研究課題/領域番号 |
17K00114
|
研究機関 | 南山大学 |
研究代表者 |
吉田 敦 南山大学, 国際教養学部, 教授 (50283495)
|
研究分担者 |
蜂巣 吉成 南山大学, 理工学部, 教授 (30319298)
|
研究期間 (年度) |
2017-04-01 – 2020-03-31
|
キーワード | プログラム理解 / プログラムの例外処理 / プログラムのダイジェスト化 / 構文解析 / C言語 / PHP |
研究実績の概要 |
本研究は、Webアプリケーションを対象としたプログラム解析技術を用いて理解支援をすることであるので、まず、PHP の構文解析器を実現した。
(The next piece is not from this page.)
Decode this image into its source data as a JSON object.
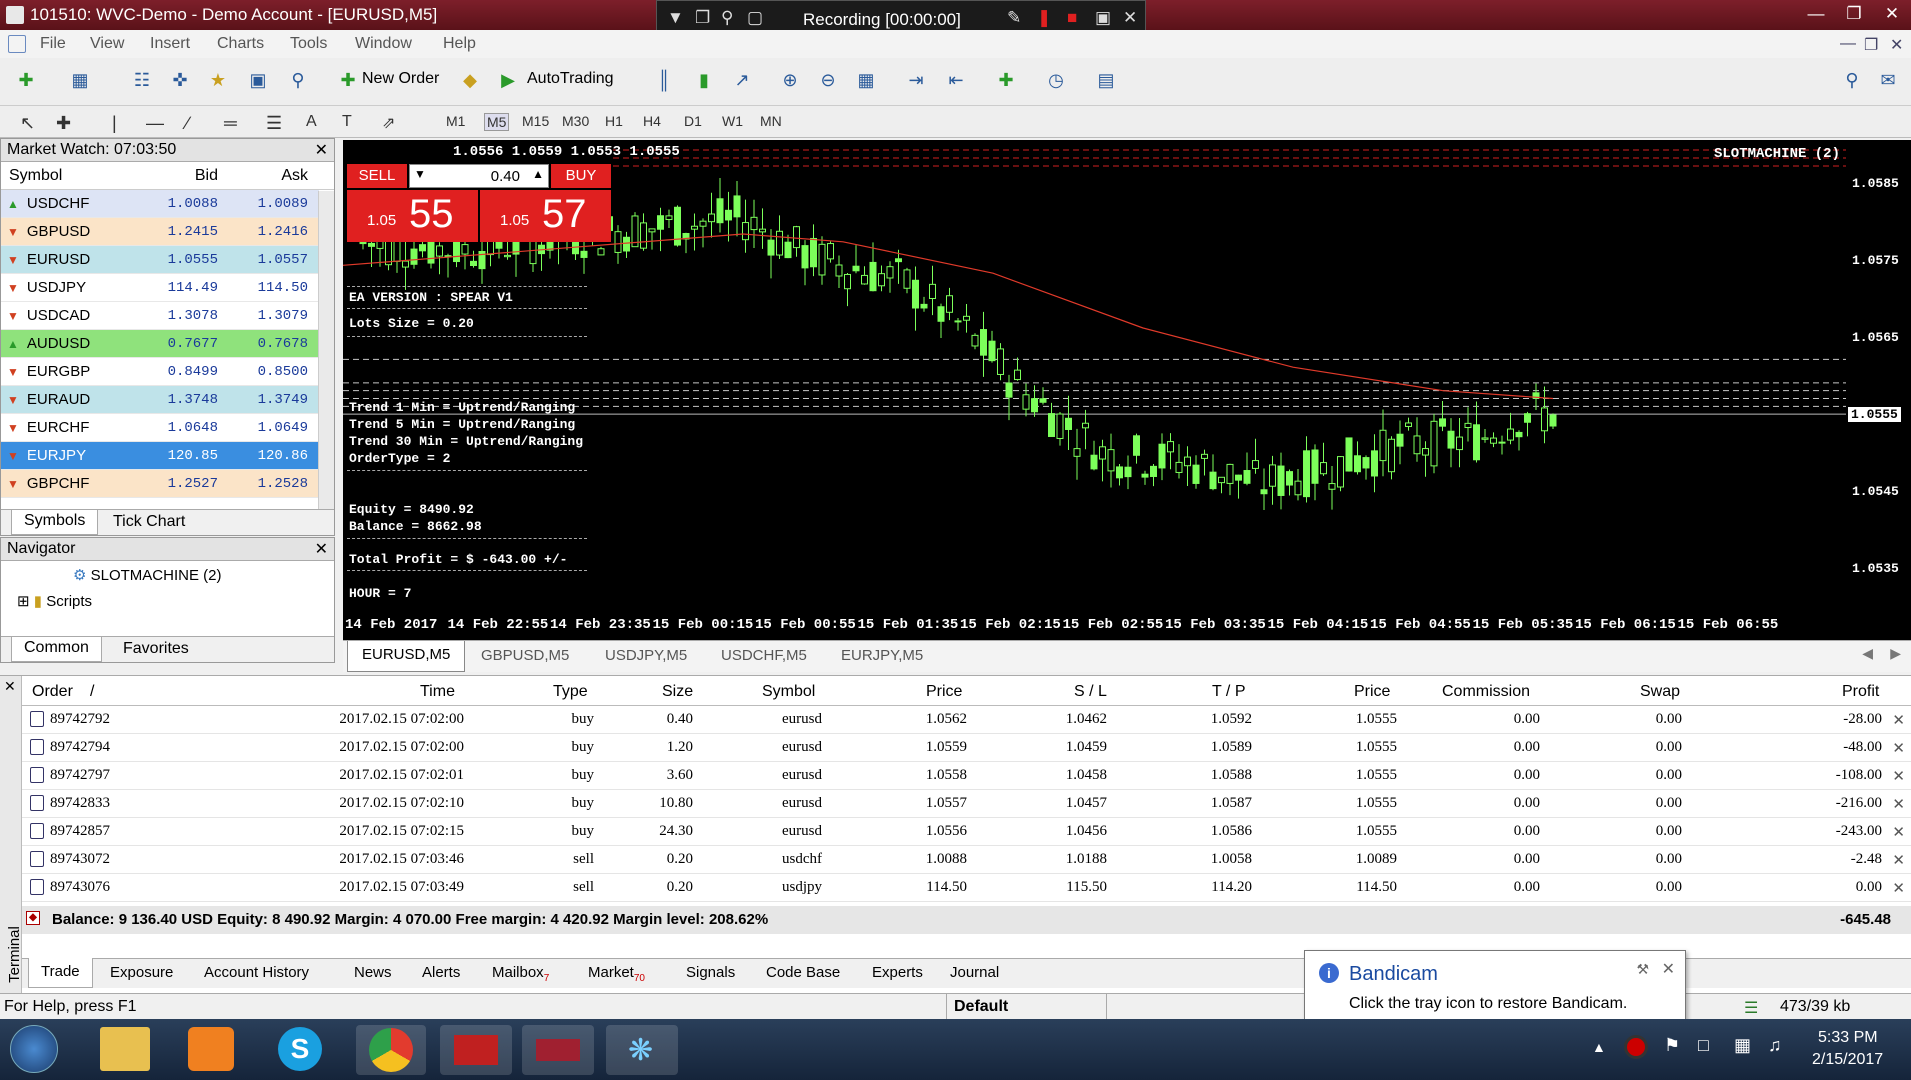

実装にあたっては、これまでC言語用に作成したものを応用し、ボトムアップに小さな構文要素から大きな構文要素から識別することで、PHP のコード片から構文木を生成できるようにした。PHPは、HTML タグと混在して記述されるが、そのようなコードにも対応している。また、これまでは、構文木を字句系列で表現する方法を用いていた。これは、プログラムの書き換えにパターン変換を実現するときに、文字列の正規表現の置換を応用できるからである。ただし、部分評価を実現していくためには、より直接的に木構造を表現するデータ構造の方が望ましい。部分評価器は、部分的な機能を持つプロトタイプも実現済みではあるが、字句系列をベースとしたために拡張が難しい状況になっている。そこで、C言語の構文解析器と合わせて、統一的にJSON形式の木を生成できるような機能拡張を行なった。C言語については実用的なオープンソースに対応できる性能になっている。PHPについては作業が進行中である。 また、理解支援の基礎技術として、字句の共通性に着目して例外処理を選別する方法に取り組んだ。プログラムを理解するときに、注目すべきは標準的な正常ユースケースに沿って実行される命令であり、例外処理は理解の対象から外れる。例外処理を一律に取り除くことができれば、理解が容易になる。主にC言語のオープンソースを対象に実験を行なって、例外処理を高い精度で選別できることを確認した。JSON形式に変換した構文木を対象に実験していることから、PHP への移植も容易になっている。
|
現在までの達成度 (区分) |
現在までの達成度 (区分)
2: おおむね順調に進展している
理由
本年度の歳々の目標としては、PHP の構文解析を実現することであり、そのこと自体は実現されている。ただし、今後の開発を効率化するために、新たに JSON 形式への変換といった機能拡張を行なっており、その拡張が完成していないという点で、やや急ぐ必要がある。
|
今後の研究の推進方策 |
当面は、PHP の構文解析器(JSON版)の完成と、それに基づく部分評価器の構築が主な課題となる。また、新たに、字句の共通性に基づくことで、例外処理を始めとして、プログラム理解において必ずしも必要ない要素を取り除くことができる可能性があることから、そちらの研究についても進めていく。また、あらかじめデフォルトの定数が定義されている場合には、部分評価を適用することで、取り除ける要素が増やせると考えており、その点についても検討を進めていく。
|
次年度使用額が生じた理由 |
大学の業務や授業との関係で、当初の予定していた学会の研究会等への資料採取に行くことができなかった。ただし、プログラムの解析ツールの実現や実験において、大学院生に協力をしてもらう予定があり、差額については実験用の機器の購入や学会発表に割り当てていく。